We all have money baggage, even the friend who is super savvy with money or your sibling who is excellent at saving. Our perceptions of money form at a young age because when we’re children, we absorb everything we see, hear and experience, and all of these things come together to form our beliefs.
Then, as we get older, these beliefs become more ingrained in our subconscious mind. They start to inform our behaviour, which creates our own unique financial reality, and we’re left to navigate our finances using the mental money map that’s formed throughout our lives.
Money baggage is entirely separate to our numerical financial reality. That’s why you can feel stressed and anxious about money even when you’ve got a steady income and savings in the bank, or why earning more money doesn’t ever make you feel more secure.
Many parts of our money baggage can go unnoticed in our everyday lives, and it’s not until something external activates that baggage that we realise it’s there.
Here are four things that can activate your old money baggage, and how to overcome it.
1. Losing money
When we lose money, either through error, theft, a big expense, or a narrowing in the gap between our income and expenses (like a pay cut), a lot of feelings can show up.
Nobody likes losing money, but if you find that bigger narratives are at play when you experience financial losses, it could be worth investigating.
When money becomes more scarce in reality, this activates our natural scarcity bias, and can impact the way we see money more broadly, as well as how we view our ability to receive, hold and manage it.
Losing money might activate a latent belief that money always leaves you, that you have bad luck, or that hard work won’t ever be enough because something will always go wrong.
Spending some time acknowledging these feelings and marrying them up to memories from your life can help give you clues as to what’s really coming up.
2. Receiving money
We’re generally quite comfortable with the idea that losing money or taking a pay cut would bring up some financial stickiness, but we’re less aware of how the same can happen when we receive money.
When we come into money, whether it’s a $10,000 pay rise or a $1 million windfall, our beliefs about what that money represents are activated.
You’ll likely be presented with ideas around whether you deserve the money, what other people think, how it affects you who are as a person, or how to manage it wisely.

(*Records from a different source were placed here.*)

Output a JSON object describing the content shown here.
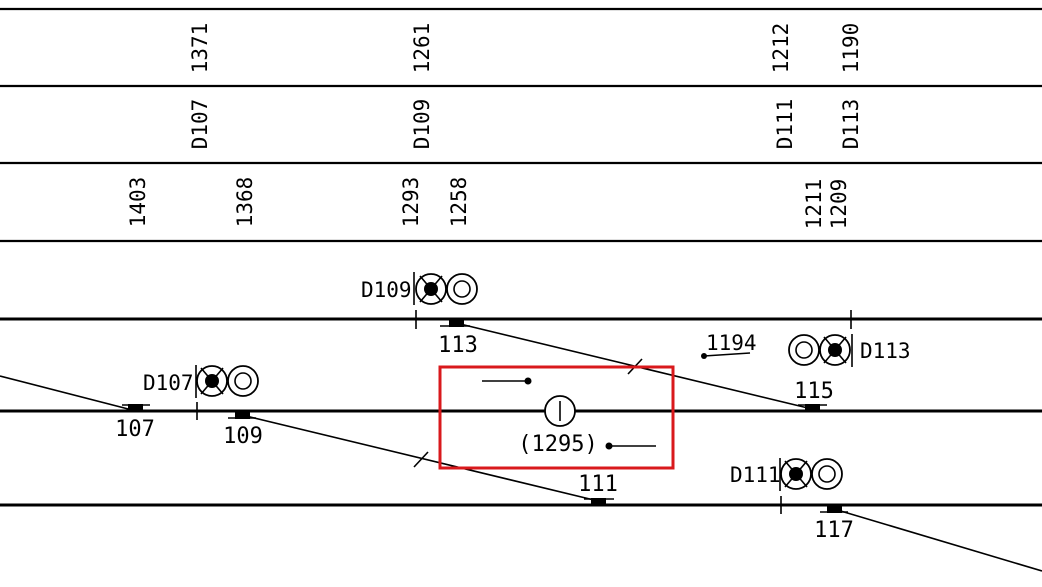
{
  "header": {
    "row1": [
      "1371",
      "1261",
      "1212",
      "1190"
    ],
    "row2": [
      "D107",
      "D109",
      "D111",
      "D113"
    ],
    "row3": [
      "1403",
      "1368",
      "1293",
      "1258",
      "1211",
      "1209"
    ]
  },
  "signals": {
    "d109": "D109",
    "d107": "D107",
    "d113": "D113",
    "d111": "D111"
  },
  "points": {
    "p113": "113",
    "p107": "107",
    "p109": "109",
    "p115": "115",
    "p111": "111",
    "p117": "117"
  },
  "marker_1194": "1194",
  "center_marker": "(1295)",
  "highlight_color": "#d9191c"
}
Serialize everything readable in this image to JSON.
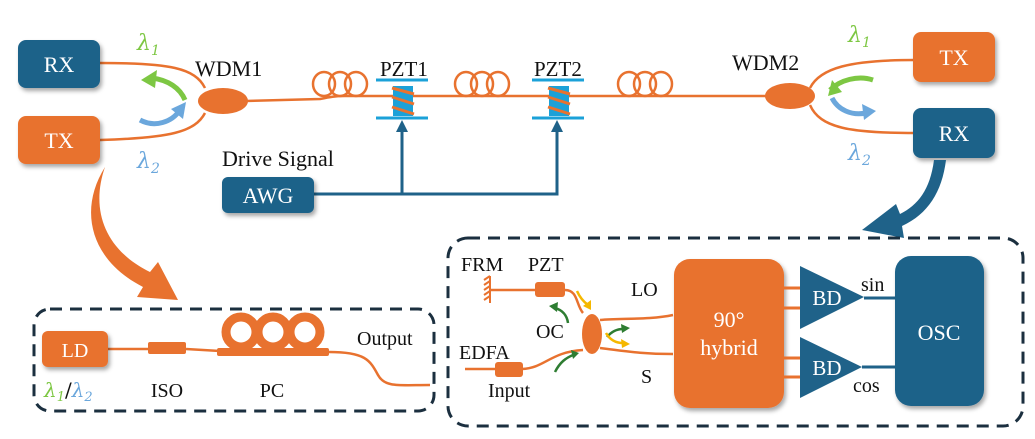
{
  "colors": {
    "orange": "#E8722F",
    "blue": "#1F6289",
    "light_blue": "#1BA1D8",
    "green": "#7DC743",
    "sky": "#6BA7DC",
    "dark_green": "#2E7D32",
    "yellow": "#F5B800",
    "dash": "#1B2F3F"
  },
  "top": {
    "left_rx": "RX",
    "left_tx": "TX",
    "right_tx": "TX",
    "right_rx": "RX",
    "wdm1": "WDM1",
    "wdm2": "WDM2",
    "pzt1": "PZT1",
    "pzt2": "PZT2",
    "drive_signal": "Drive Signal",
    "awg": "AWG",
    "lambda1": "λ",
    "lambda1_sub": "1",
    "lambda2": "λ",
    "lambda2_sub": "2"
  },
  "tx_detail": {
    "ld": "LD",
    "lambda_label_1": "λ",
    "lambda_label_1_sub": "1",
    "slash": "/",
    "lambda_label_2": "λ",
    "lambda_label_2_sub": "2",
    "iso": "ISO",
    "pc": "PC",
    "output": "Output"
  },
  "rx_detail": {
    "frm": "FRM",
    "pzt": "PZT",
    "oc": "OC",
    "edfa": "EDFA",
    "input": "Input",
    "lo": "LO",
    "s": "S",
    "hybrid_line1": "90°",
    "hybrid_line2": "hybrid",
    "bd_top": "BD",
    "bd_bottom": "BD",
    "sin": "sin",
    "cos": "cos",
    "osc": "OSC"
  }
}
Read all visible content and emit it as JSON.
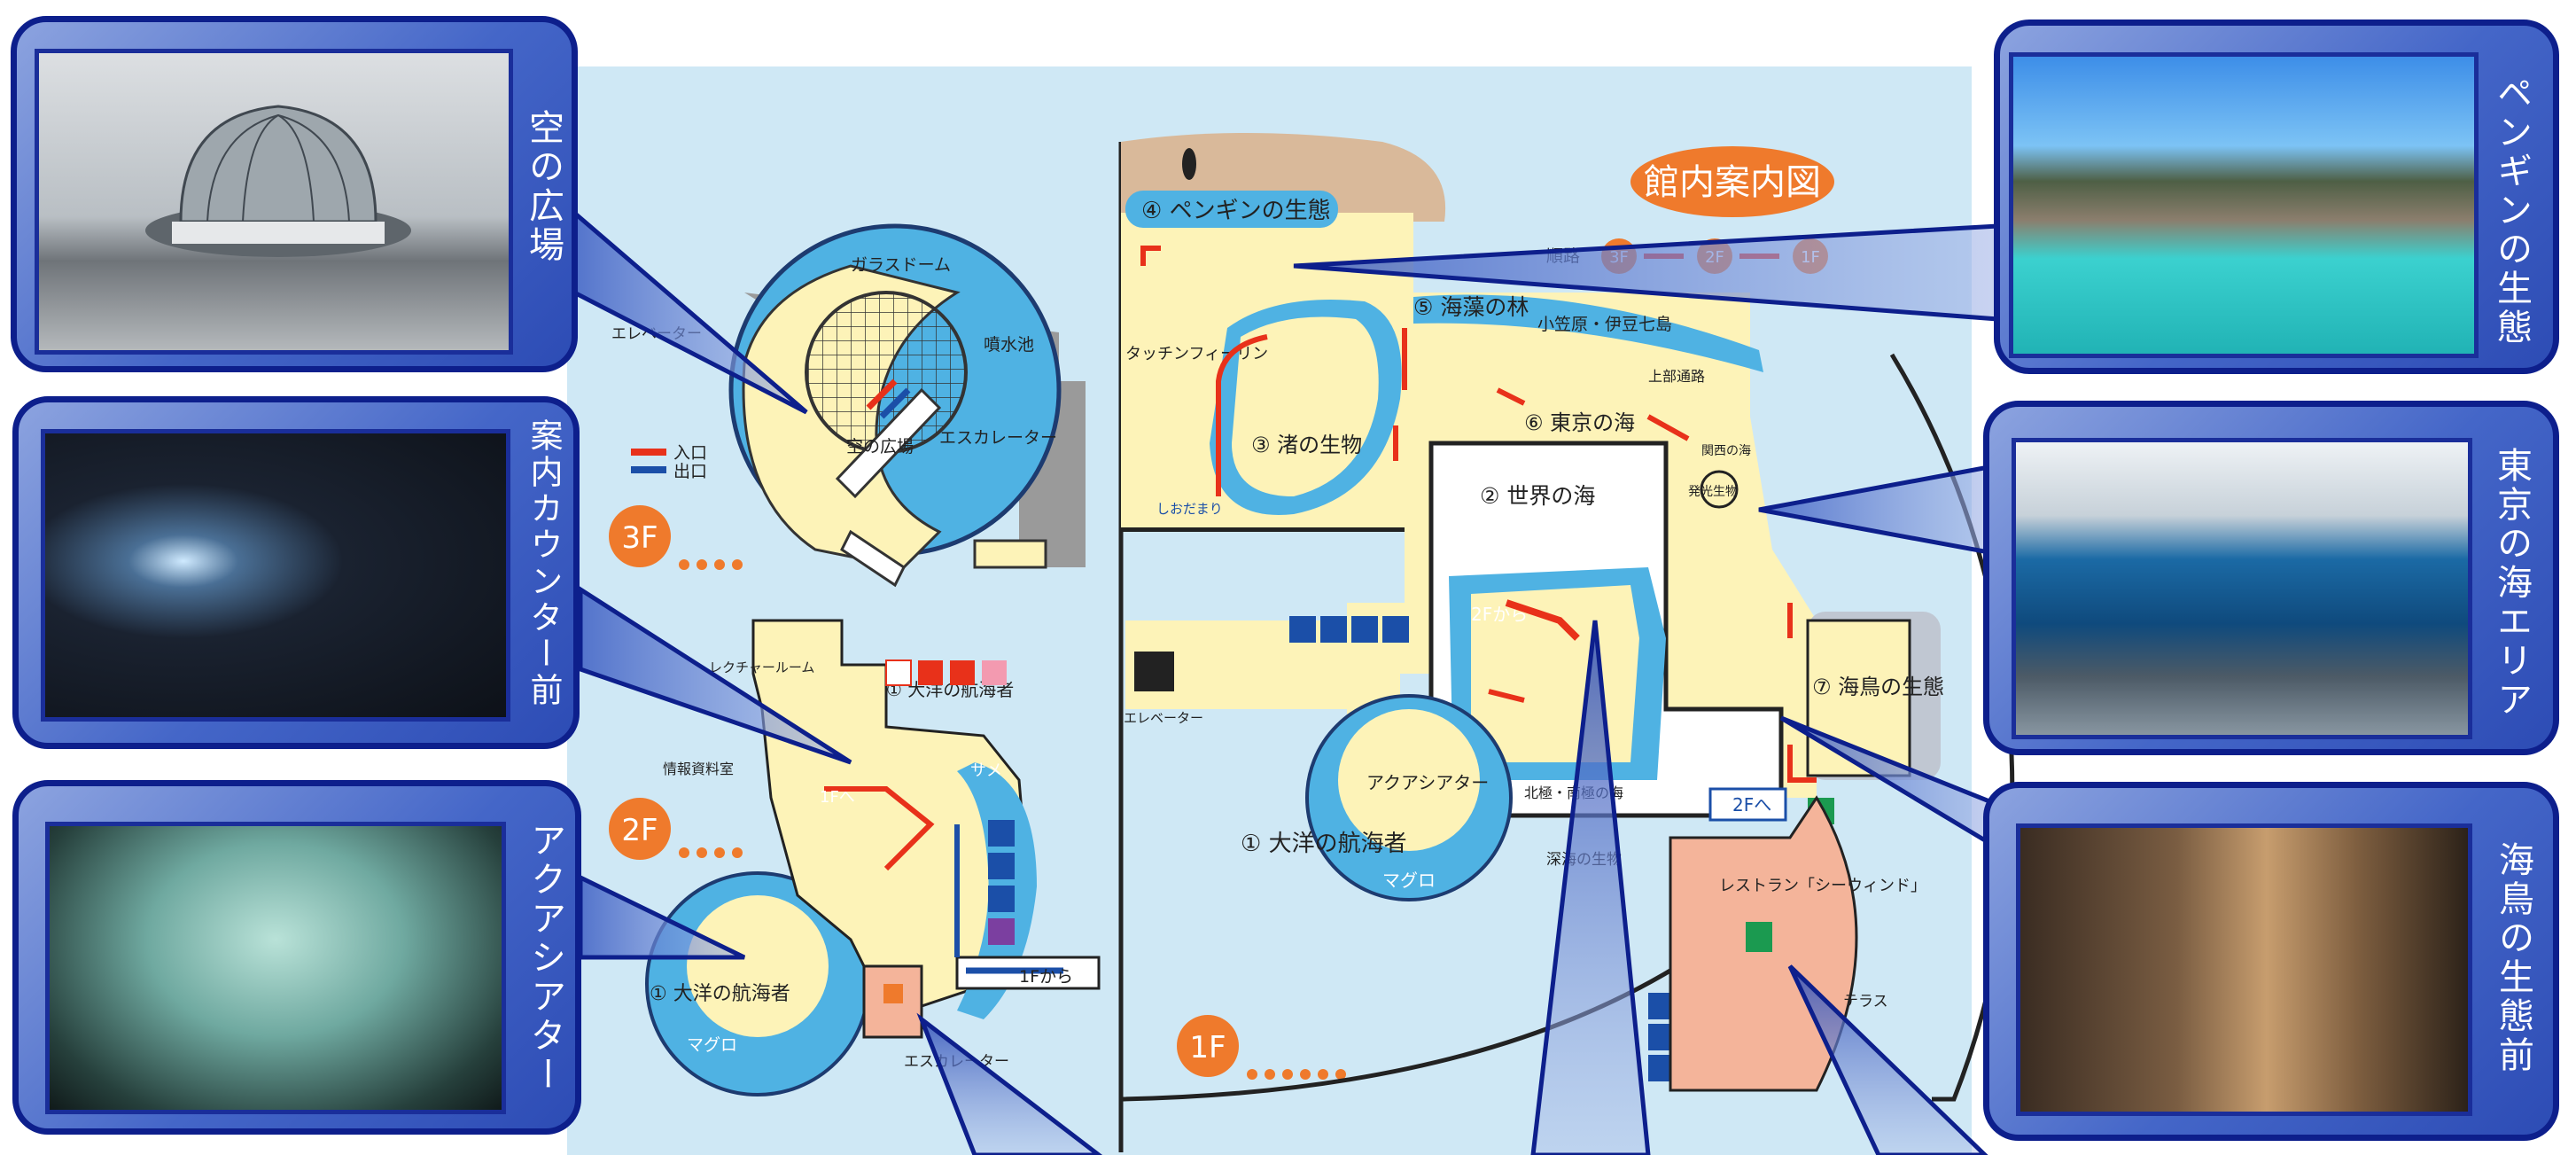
{
  "map": {
    "title": "館内案内図",
    "order_label": "順路",
    "order_steps": [
      "3F",
      "2F",
      "1F"
    ],
    "legend": {
      "entrance": "入口",
      "exit": "出口"
    },
    "floors": [
      "3F",
      "2F",
      "1F"
    ]
  },
  "labels": {
    "glass_dome": "ガラスドーム",
    "fountain": "噴水池",
    "sky_plaza": "空の広場",
    "escalator": "エスカレーター",
    "escalator_3f": "エスカレーター",
    "elevator": "エレベーター",
    "elevator_3f": "エレベーター",
    "penguin": "④ ペンギンの生態",
    "touch_fin": "タッチンフィーリン",
    "seaweed": "⑤ 海藻の林",
    "ogasawara": "小笠原・伊豆七島",
    "upper_passage": "上部通路",
    "shore": "③ 渚の生物",
    "tide_pool": "しおだまり",
    "tokyo_sea": "⑥ 東京の海",
    "kanto_coast": "関西の海",
    "luminous": "発光生物",
    "world_sea": "② 世界の海",
    "from_2f": "2Fから",
    "seabird": "⑦ 海鳥の生態",
    "to_2f": "2Fへ",
    "aqua_theater": "アクアシアター",
    "ocean_traveler": "① 大洋の航海者",
    "ocean_traveler_2f": "① 大洋の航海者",
    "ocean_traveler_2f_b": "① 大洋の航海者",
    "tuna": "マグロ",
    "tuna_2f": "マグロ",
    "shark": "サメ",
    "north_south": "北極・南極の海",
    "deep_sea": "深海の生物",
    "restaurant": "レストラン「シーウィンド」",
    "terrace": "テラス",
    "lecture_room": "レクチャールーム",
    "info_room": "情報資料室",
    "to_1f": "1Fへ",
    "from_1f": "1Fから"
  },
  "callouts": {
    "sky_plaza": "空の広場",
    "info_counter": "案内カウンター前",
    "aqua_theater": "アクアシアター",
    "penguin": "ペンギンの生態",
    "tokyo_sea": "東京の海エリア",
    "seabird": "海鳥の生態前"
  },
  "colors": {
    "map_bg": "#cfe8f5",
    "floor": "#fdf3b8",
    "water": "#4fb2e3",
    "route": "#e8311a",
    "accent": "#ef7a2c",
    "callout_border": "#0d1f8c"
  }
}
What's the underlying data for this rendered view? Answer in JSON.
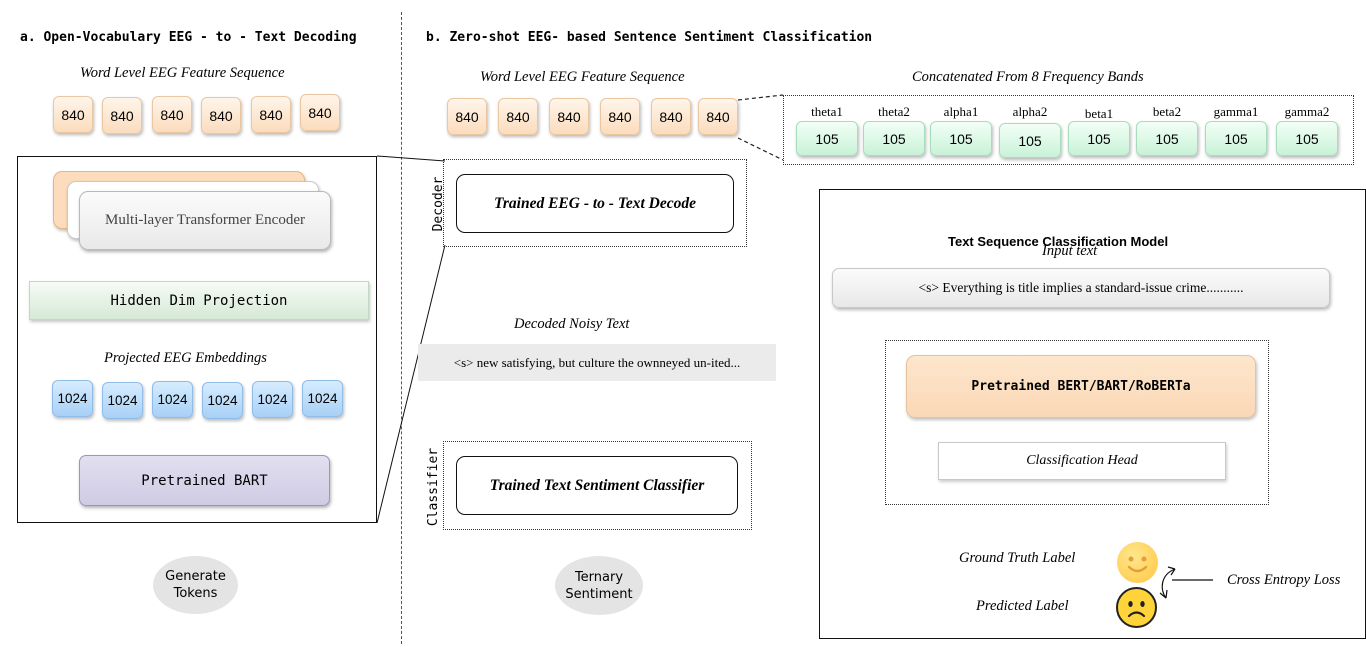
{
  "section_a": {
    "title": "a. Open-Vocabulary EEG - to - Text Decoding",
    "word_level_label": "Word Level EEG Feature Sequence",
    "word_chips": [
      "840",
      "840",
      "840",
      "840",
      "840",
      "840"
    ],
    "encoder_label": "Multi-layer Transformer Encoder",
    "projection_label": "Hidden Dim Projection",
    "projected_label": "Projected EEG Embeddings",
    "projected_chips": [
      "1024",
      "1024",
      "1024",
      "1024",
      "1024",
      "1024"
    ],
    "bart_label": "Pretrained BART",
    "generate_label": "Generate\nTokens"
  },
  "section_b": {
    "title": "b. Zero-shot EEG- based Sentence Sentiment Classification",
    "word_level_label": "Word Level EEG Feature Sequence",
    "word_chips": [
      "840",
      "840",
      "840",
      "840",
      "840",
      "840"
    ],
    "bands_title": "Concatenated From 8 Frequency Bands",
    "bands": [
      {
        "name": "theta1",
        "value": "105"
      },
      {
        "name": "theta2",
        "value": "105"
      },
      {
        "name": "alpha1",
        "value": "105"
      },
      {
        "name": "alpha2",
        "value": "105"
      },
      {
        "name": "beta1",
        "value": "105"
      },
      {
        "name": "beta2",
        "value": "105"
      },
      {
        "name": "gamma1",
        "value": "105"
      },
      {
        "name": "gamma2",
        "value": "105"
      }
    ],
    "decoder_side_label": "Decoder",
    "decoder_box_label": "Trained EEG - to - Text Decode",
    "decoded_title": "Decoded Noisy Text",
    "decoded_text": "<s> new satisfying, but culture the ownneyed un-ited...",
    "classifier_side_label": "Classifier",
    "classifier_box_label": "Trained Text Sentiment Classifier",
    "ternary_label": "Ternary\nSentiment"
  },
  "model_panel": {
    "title": "Text Sequence Classification Model",
    "input_label": "Input text",
    "input_text": "<s> Everything is title implies a standard-issue crime...........",
    "pretrained_label": "Pretrained BERT/BART/RoBERTa",
    "head_label": "Classification Head",
    "ground_truth_label": "Ground Truth Label",
    "predicted_label": "Predicted Label",
    "loss_label": "Cross Entropy Loss",
    "happy_face": "☺",
    "sad_face": "☹"
  },
  "colors": {
    "orange": "#fbdcbd",
    "blue": "#a8d0f6",
    "green": "#c9f2d8",
    "purple": "#d5d2e9",
    "emoji_yellow": "#ffd43b"
  }
}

Self-belief and trust issues can present here too, and if you’re a chronic avoider of your finances, the requirement to manage this new money can be quite confronting.
3. Witnessing other people’s financial wins or losses
Seeing people around us experience financial wins or losses can also activate our own money baggage issues.
We might absorb a misplaced fear when things go wrong, or feel intense envy when things go right. How we feel about other people’s experiences can uncover the limitations we subconsciously place on ourselves, and conflicting beliefs about our worth when it comes to financial success and stability.
4. A big life change
A big life change can cause money baggage to shift in transit because moving into unknown territory can make us feel vulnerable and allow our old money wounds to creep in.
Life changes such as moving overseas or interstate, getting a new job or changing careers, meeting a new partner, buying a home, getting married, starting a business, losing a loved one or anything that requires a new way of operating can activate past money baggage issues.
Life changes can also be tied to our identity. Becoming a parent, getting a new job, changing careers, getting married, getting divorced – any change to the way we see ourselves can translate to a change to the way we see our relationship with money.
Money baggage is unique to each person, so there’s no one size fits all way to overcome it. The first step is opening your awareness to when your money baggage is showing up, and from here you can start to piece together what that means about your relationship with money.
It may help to share your feelings with a trusted friend or family member, or bring your money baggage into your mindfulness practice. This can involve money journaling, thought tracking, or even discussing money themes with a psychologist or counsellor.